Since 2002, the year Zahi Hawass took charge of the SCA, Egypt has stepped up its recovery efforts and begun actively litigating for the return of what they see as their cultural patrimony. Dr Hawass founded the Department of Stolen Artifacts for the express purpose of retrieving pieces of Egypt’s cultural heritage. The New SCA regulations state: “Members of foreign missions are expected to yield any information they have regarding stolen artifacts to the Department of Stolen Artifacts. It is absolutely prohibited for any member of a mission to be involved with dealers of stolen artifacts. People who are found by court evidence to be involved with stolen artifacts will be removed from the excavation. If the director is involved, the mission will be terminated.” This new offensive by Hawass and his SCA department has been relatively successful over the past four years (see On the Trail of Illicit Antiquities).

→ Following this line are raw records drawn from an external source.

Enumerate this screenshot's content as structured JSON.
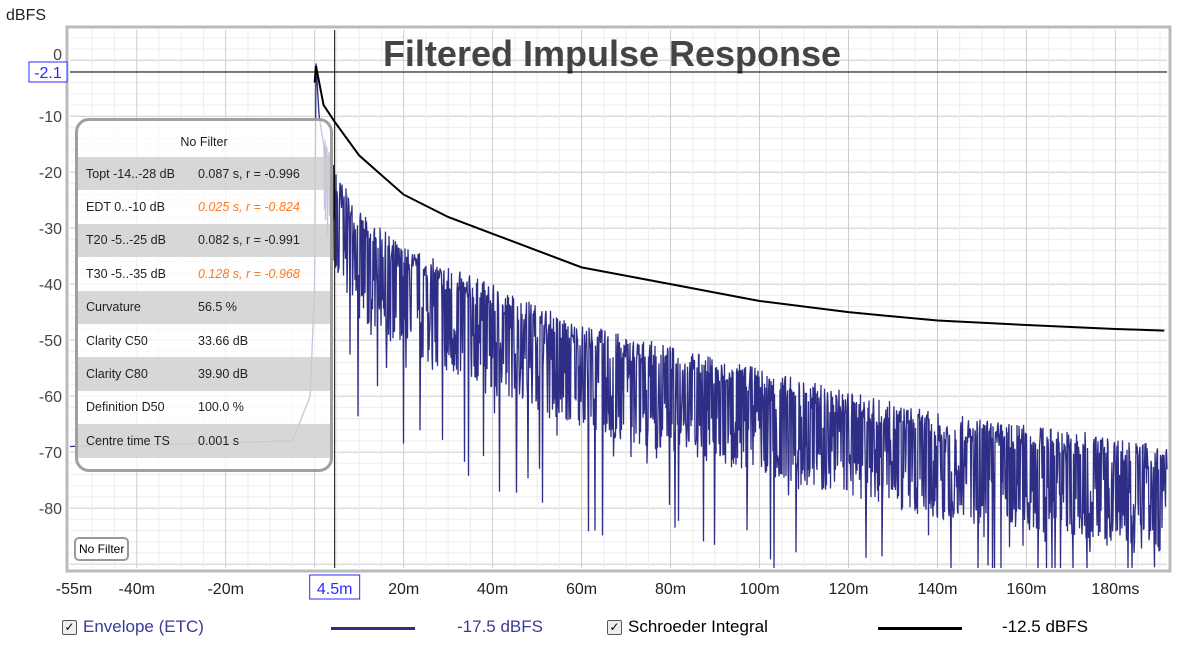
{
  "chart_data": {
    "type": "line",
    "title": "Filtered Impulse Response",
    "ylabel": "dBFS",
    "xlabel": "",
    "xlim": [
      -55,
      191.6
    ],
    "ylim": [
      -90.7,
      5.4
    ],
    "x_ticks": [
      "-55m",
      "-40m",
      "-20m",
      "20m",
      "40m",
      "60m",
      "80m",
      "100m",
      "120m",
      "140m",
      "160m",
      "180ms"
    ],
    "x_tick_values": [
      -55,
      -40,
      -20,
      20,
      40,
      60,
      80,
      100,
      120,
      140,
      160,
      180
    ],
    "y_ticks": [
      "0",
      "-10",
      "-20",
      "-30",
      "-40",
      "-50",
      "-60",
      "-70",
      "-80"
    ],
    "y_tick_values": [
      0,
      -10,
      -20,
      -30,
      -40,
      -50,
      -60,
      -70,
      -80
    ],
    "grid": true,
    "cursor": {
      "x": 4.5,
      "x_label": "4.5m",
      "y": -2.1,
      "y_label": "-2.1"
    },
    "series": [
      {
        "name": "Envelope (ETC)",
        "color": "#2e2e86",
        "level": "-17.5 dBFS",
        "x": [
          -55,
          -5,
          -1,
          0,
          0.3,
          1,
          3,
          5,
          10,
          20,
          40,
          60,
          80,
          100,
          120,
          140,
          160,
          180,
          191
        ],
        "y": [
          -69,
          -68,
          -60,
          -40,
          -0.5,
          -10,
          -20,
          -25,
          -32,
          -38,
          -45,
          -52,
          -56,
          -60,
          -64,
          -68,
          -70,
          -72,
          -74
        ]
      },
      {
        "name": "Schroeder Integral",
        "color": "#000000",
        "level": "-12.5 dBFS",
        "x": [
          0,
          0.3,
          2,
          4.5,
          10,
          20,
          30,
          40,
          60,
          80,
          100,
          120,
          140,
          160,
          180,
          191
        ],
        "y": [
          -4,
          -1,
          -8,
          -11,
          -17,
          -24,
          -28,
          -31,
          -37,
          -40,
          -43,
          -45,
          -46.5,
          -47.3,
          -48,
          -48.3
        ]
      }
    ]
  },
  "panel": {
    "title": "No Filter",
    "rows": [
      {
        "label": "Topt -14..-28 dB",
        "value": "0.087 s,  r = -0.996",
        "warn": false
      },
      {
        "label": "EDT  0..-10 dB",
        "value": "0.025 s, r = -0.824",
        "warn": true
      },
      {
        "label": "T20 -5..-25 dB",
        "value": "0.082 s,  r = -0.991",
        "warn": false
      },
      {
        "label": "T30 -5..-35 dB",
        "value": "0.128 s, r = -0.968",
        "warn": true
      },
      {
        "label": "Curvature",
        "value": "56.5 %",
        "warn": false
      },
      {
        "label": "Clarity C50",
        "value": "33.66 dB",
        "warn": false
      },
      {
        "label": "Clarity C80",
        "value": "39.90 dB",
        "warn": false
      },
      {
        "label": "Definition D50",
        "value": "100.0 %",
        "warn": false
      },
      {
        "label": "Centre time TS",
        "value": "0.001 s",
        "warn": false
      }
    ]
  },
  "filter_button": "No Filter",
  "legend": {
    "check": "✓"
  }
}
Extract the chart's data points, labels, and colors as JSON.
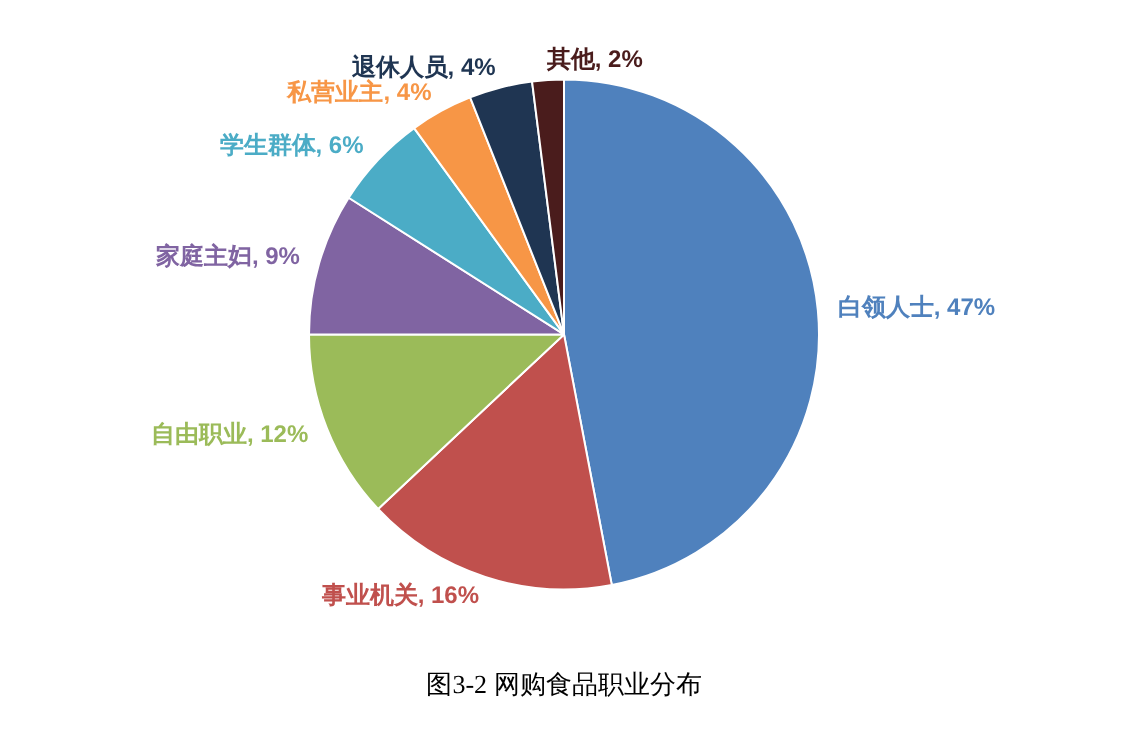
{
  "chart_data": {
    "type": "pie",
    "title": "图3-2 网购食品职业分布",
    "categories": [
      "白领人士",
      "事业机关",
      "自由职业",
      "家庭主妇",
      "学生群体",
      "私营业主",
      "退休人员",
      "其他"
    ],
    "values": [
      47,
      16,
      12,
      9,
      6,
      4,
      4,
      2
    ],
    "value_labels": [
      "47%",
      "16%",
      "12%",
      "9%",
      "6%",
      "4%",
      "4%",
      "2%"
    ],
    "colors": [
      "#4f81bd",
      "#c0504d",
      "#9bbb59",
      "#8064a2",
      "#4bacc6",
      "#f79646",
      "#1f3552",
      "#4a1c1c"
    ],
    "legend": false
  }
}
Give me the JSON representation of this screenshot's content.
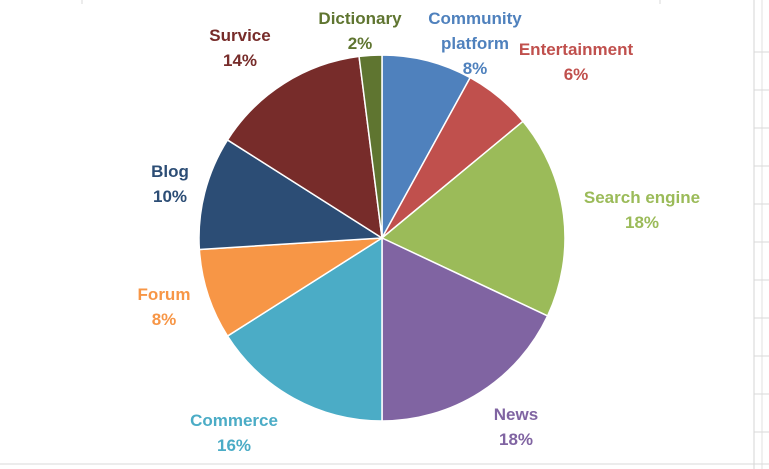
{
  "chart_data": {
    "type": "pie",
    "title": "",
    "categories": [
      "Community platform",
      "Entertainment",
      "Search engine",
      "News",
      "Commerce",
      "Forum",
      "Blog",
      "Survice",
      "Dictionary"
    ],
    "values": [
      8,
      6,
      18,
      18,
      16,
      8,
      10,
      14,
      2
    ],
    "value_labels": [
      "8%",
      "6%",
      "18%",
      "18%",
      "16%",
      "8%",
      "10%",
      "14%",
      "2%"
    ],
    "label_lines": [
      [
        "Community",
        "platform"
      ],
      [
        "Entertainment"
      ],
      [
        "Search engine"
      ],
      [
        "News"
      ],
      [
        "Commerce"
      ],
      [
        "Forum"
      ],
      [
        "Blog"
      ],
      [
        "Survice"
      ],
      [
        "Dictionary"
      ]
    ],
    "colors": [
      "#4f81bd",
      "#c0504d",
      "#9bbb59",
      "#8064a2",
      "#4bacc6",
      "#f79646",
      "#2c4d75",
      "#772c2a",
      "#5f7530"
    ],
    "legend": "none",
    "data_labels": "category and percent outside end, colored by slice"
  }
}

Dr Hawass’ actions must be commended upon, for trying to stem a trade that is over 5,500 years old is like trying to stop prostitutes selling their wares on street corners. However, Soho in London is now relatively clean of vice girls, so it is possible. Hawass’ attentions are now focused on the St. Louis Art Museum and the repatriation of the Mask of Kanefernefer. Hawass states: “the mask belongs to Egypt? by every standard, from the strictly legal to the ethical and moral, it must be returned immediately. We are asking for [the Museum’s] cooperation; if this is not immediately forthcoming, we will contact Interpol and start legal proceedings.” (http://www.theartnewspaper.com/article01.asp?id=176)
Zahi Hawass
ECHO has been very proactive in following the rights of legal ownership of the mask of Kanefernefer, and in co-operation with Dr. Zahi Hawass (Secretary General of the SCA), Dr. Hany Hanna (Elected Chair, ICOM and General Director, Department of Conservation, SCA), and a legal representative in the USA are now convinced that there is a legal case for the Egyptian Government to pursue. ECHO are also on the trail of some other artefacts that they believe to be illicit, and will speak out on this shortly.
Although the trade in illicit antiquities will never be stopped, museums must start to question the provenance of antiquities they purchase on the open market more closely, having provenances such as ‘A European collection’ or ‘formerly in the collection of Mr Smythe, Zurich’ is no longer acceptable. The reason that archaeologists are so against the illicit antiquities trade is that the context of the artefact is missing, meaning that most of its archaeological value is lost. All that is left is the artefact itself, which although it may be beautiful, and you may be able to tell how it was made and what it is made of, cannot really tell much about the people that made it. It is only by an artefacts placement on site and its association with other finds that interpretations can be made about the object and the people that used it. Also, sites are often destroyed by the looters, who leave it looking like a bomb site, and destroy all the valuable information about past human societies.